1 to 4 show a first embodiment of the present invention, in which FIG. 1 is an overall configuration diagram of an ultrasonic diagnostic apparatus, and FIG. 2 is a configuration showing an ankle ring and an operating wire in an ankle portion. 3 is an explanatory diagram of the operation of the angle portion, FIG. 4 is an explanatory diagram of the action, FIG. 5 is an explanatory diagram of the action showing the second embodiment of the present invention, and FIGS. 6 and 7 are the prior art. FIG. 6 is an explanatory diagram of the operation of the in-vivo diagnostic device, and FIG.
The figures each show an endoscope.

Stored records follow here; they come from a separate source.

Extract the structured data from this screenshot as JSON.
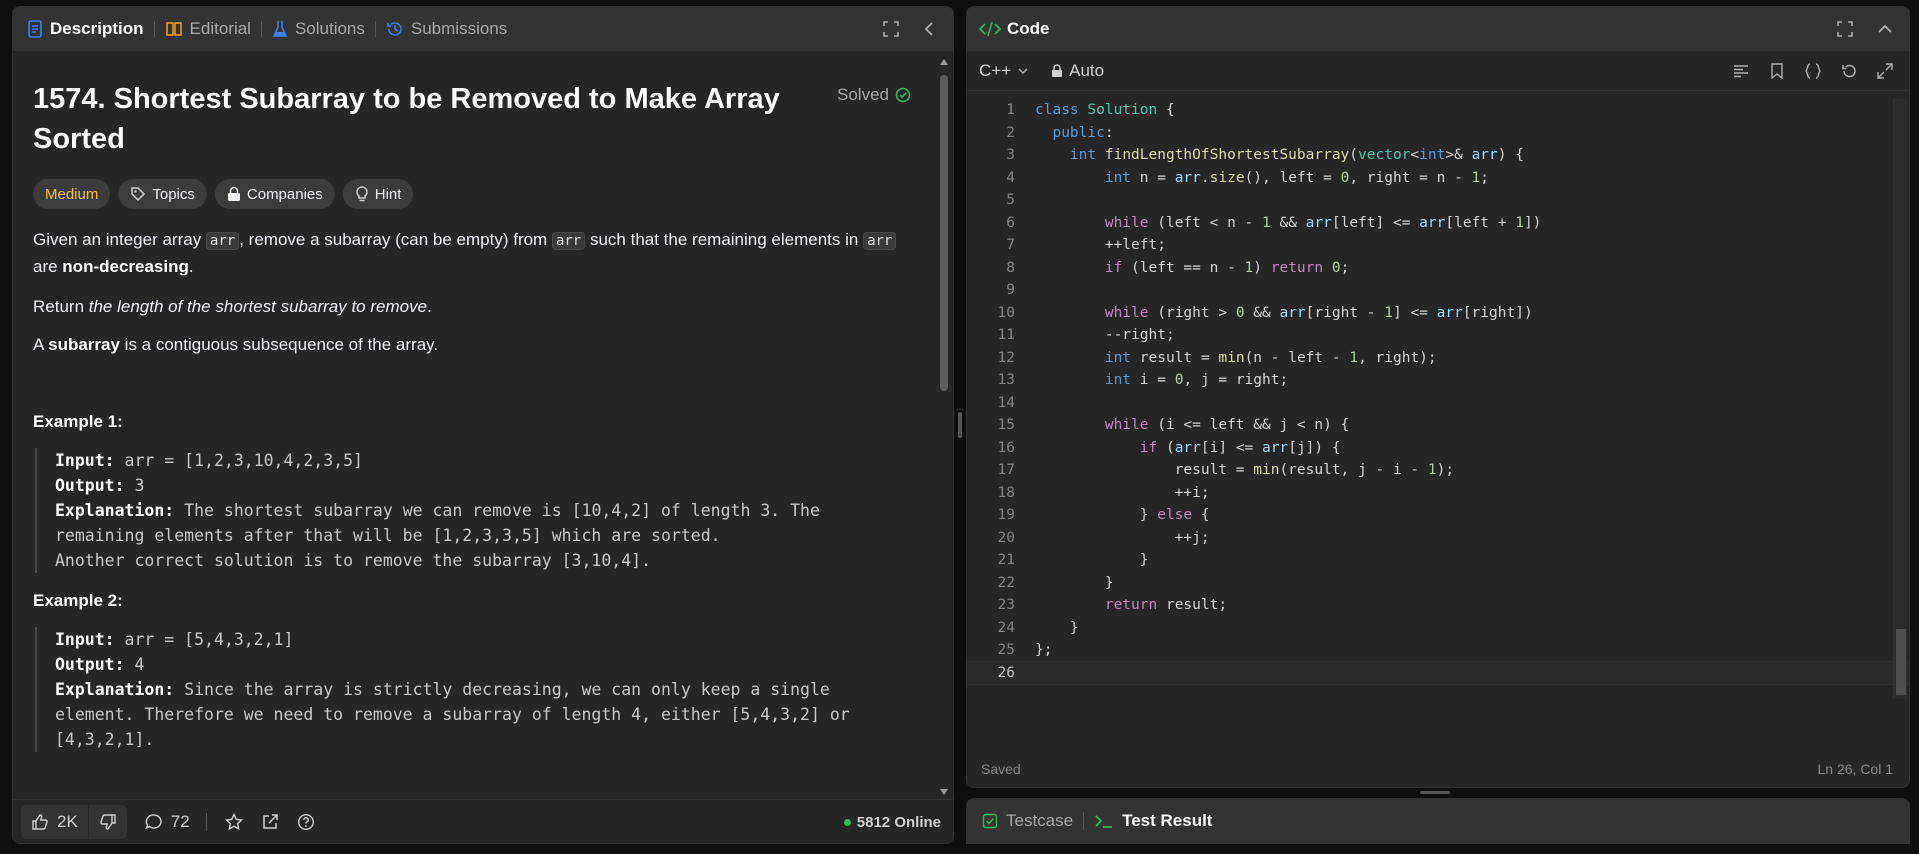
{
  "left": {
    "tabs": [
      {
        "label": "Description",
        "icon": "document-icon",
        "color": "#3b82f6"
      },
      {
        "label": "Editorial",
        "icon": "book-icon",
        "color": "#ffa116"
      },
      {
        "label": "Solutions",
        "icon": "flask-icon",
        "color": "#3b82f6"
      },
      {
        "label": "Submissions",
        "icon": "history-icon",
        "color": "#3b82f6"
      }
    ],
    "problem": {
      "title": "1574. Shortest Subarray to be Removed to Make Array Sorted",
      "status": "Solved",
      "difficulty": "Medium",
      "chips": [
        "Topics",
        "Companies",
        "Hint"
      ],
      "p1_a": "Given an integer array ",
      "p1_code1": "arr",
      "p1_b": ", remove a subarray (can be empty) from ",
      "p1_code2": "arr",
      "p1_c": " such that the remaining elements in ",
      "p1_code3": "arr",
      "p1_d": " are ",
      "p1_bold": "non-decreasing",
      "p1_e": ".",
      "p2_a": "Return ",
      "p2_italic": "the length of the shortest subarray to remove",
      "p2_b": ".",
      "p3_a": "A ",
      "p3_bold": "subarray",
      "p3_b": " is a contiguous subsequence of the array."
    },
    "examples": [
      {
        "title": "Example 1:",
        "input_label": "Input:",
        "input": " arr = [1,2,3,10,4,2,3,5]",
        "output_label": "Output:",
        "output": " 3",
        "explanation_label": "Explanation:",
        "explanation": " The shortest subarray we can remove is [10,4,2] of length 3. The remaining elements after that will be [1,2,3,3,5] which are sorted.\nAnother correct solution is to remove the subarray [3,10,4]."
      },
      {
        "title": "Example 2:",
        "input_label": "Input:",
        "input": " arr = [5,4,3,2,1]",
        "output_label": "Output:",
        "output": " 4",
        "explanation_label": "Explanation:",
        "explanation": " Since the array is strictly decreasing, we can only keep a single element. Therefore we need to remove a subarray of length 4, either [5,4,3,2] or [4,3,2,1]."
      }
    ],
    "bottom": {
      "likes": "2K",
      "comments": "72",
      "online": "5812 Online"
    }
  },
  "code": {
    "title": "Code",
    "language": "C++",
    "mode": "Auto",
    "status": "Saved",
    "cursor": "Ln 26, Col 1",
    "lines": [
      "class Solution {",
      "  public:",
      "    int findLengthOfShortestSubarray(vector<int>& arr) {",
      "        int n = arr.size(), left = 0, right = n - 1;",
      "",
      "        while (left < n - 1 && arr[left] <= arr[left + 1])",
      "        ++left;",
      "        if (left == n - 1) return 0;",
      "",
      "        while (right > 0 && arr[right - 1] <= arr[right])",
      "        --right;",
      "        int result = min(n - left - 1, right);",
      "        int i = 0, j = right;",
      "",
      "        while (i <= left && j < n) {",
      "            if (arr[i] <= arr[j]) {",
      "                result = min(result, j - i - 1);",
      "                ++i;",
      "            } else {",
      "                ++j;",
      "            }",
      "        }",
      "        return result;",
      "    }",
      "};",
      ""
    ]
  },
  "result": {
    "tabs": [
      "Testcase",
      "Test Result"
    ]
  }
}
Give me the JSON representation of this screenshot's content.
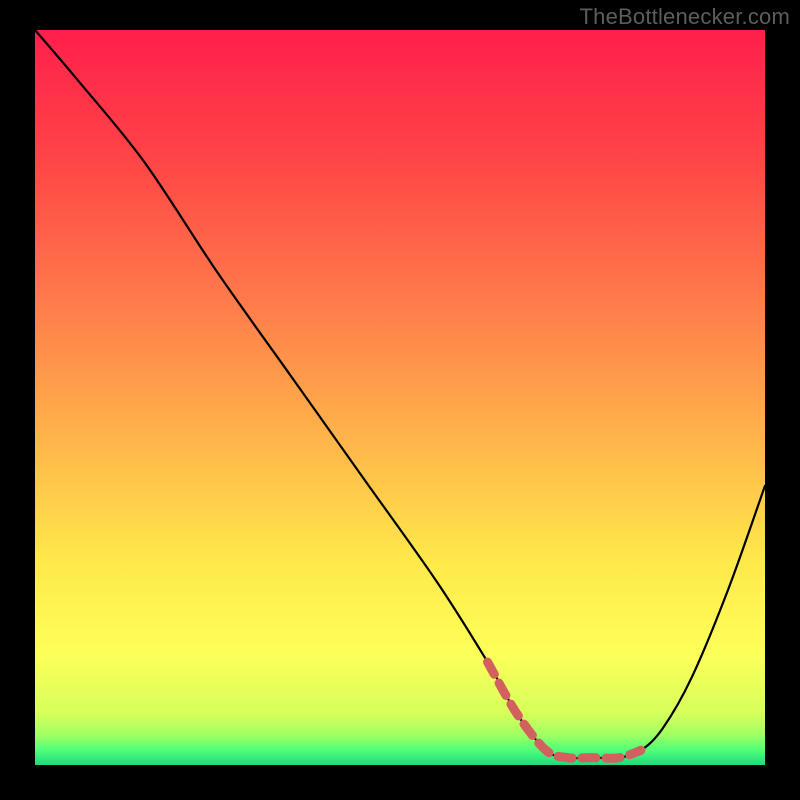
{
  "watermark": "TheBottlenecker.com",
  "chart_data": {
    "type": "line",
    "title": "",
    "xlabel": "",
    "ylabel": "",
    "xlim": [
      0,
      100
    ],
    "ylim": [
      0,
      100
    ],
    "series": [
      {
        "name": "bottleneck-curve",
        "x": [
          0,
          6,
          15,
          25,
          35,
          45,
          55,
          62,
          66,
          70,
          73,
          76,
          80,
          83,
          86,
          90,
          95,
          100
        ],
        "values": [
          100,
          93,
          82,
          67,
          53,
          39,
          25,
          14,
          7,
          2,
          1,
          1,
          1,
          2,
          5,
          12,
          24,
          38
        ]
      }
    ],
    "highlight": {
      "x_start": 62,
      "x_end": 83,
      "color": "#d2605f"
    },
    "background_gradient": {
      "stops": [
        {
          "offset": 0,
          "color": "#ff1f4c"
        },
        {
          "offset": 18,
          "color": "#ff4646"
        },
        {
          "offset": 35,
          "color": "#ff754b"
        },
        {
          "offset": 55,
          "color": "#ffb24a"
        },
        {
          "offset": 72,
          "color": "#ffe84a"
        },
        {
          "offset": 85,
          "color": "#fdff59"
        },
        {
          "offset": 93,
          "color": "#d6ff5a"
        },
        {
          "offset": 96,
          "color": "#9dff63"
        },
        {
          "offset": 98,
          "color": "#4eff79"
        },
        {
          "offset": 100,
          "color": "#1dd97c"
        }
      ]
    }
  }
}
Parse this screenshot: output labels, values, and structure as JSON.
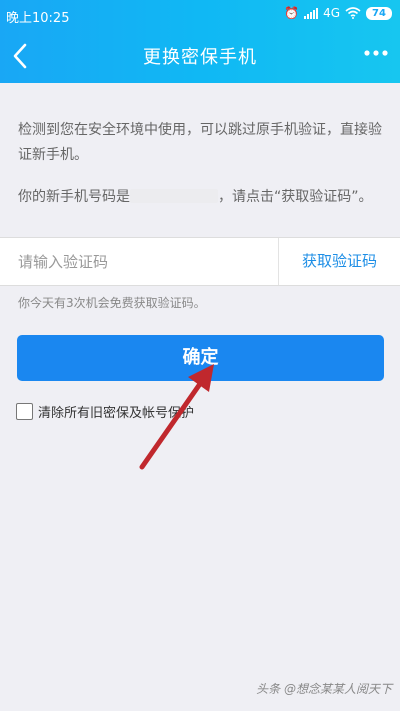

IO = main unit operation section, 11.30: insertion section, lla, 30
a: Flexible part, llb, :lOb: Ankle part, 1
1. c, :ioc: tip rigid part, 12 ultrasonic transducer, 20.20a. 20b', 20c/Ankle link, 22: Operation wire. Figure 1 Uc

Claims (1)

[Claims] An in-vivo device comprising a main body operating section, a flexible section, an angled section, and a rigid distal section, which connects an insertion section into a body cavity, and the rigid distal section is provided with a mechanism for diagnosing the inside of the body. An in-vivo diagnostic device characterized in that, in order to operate the angle portion, at least a pair of operation wires inserted through the angle portion are arranged to intersect with each other at an intermediate position.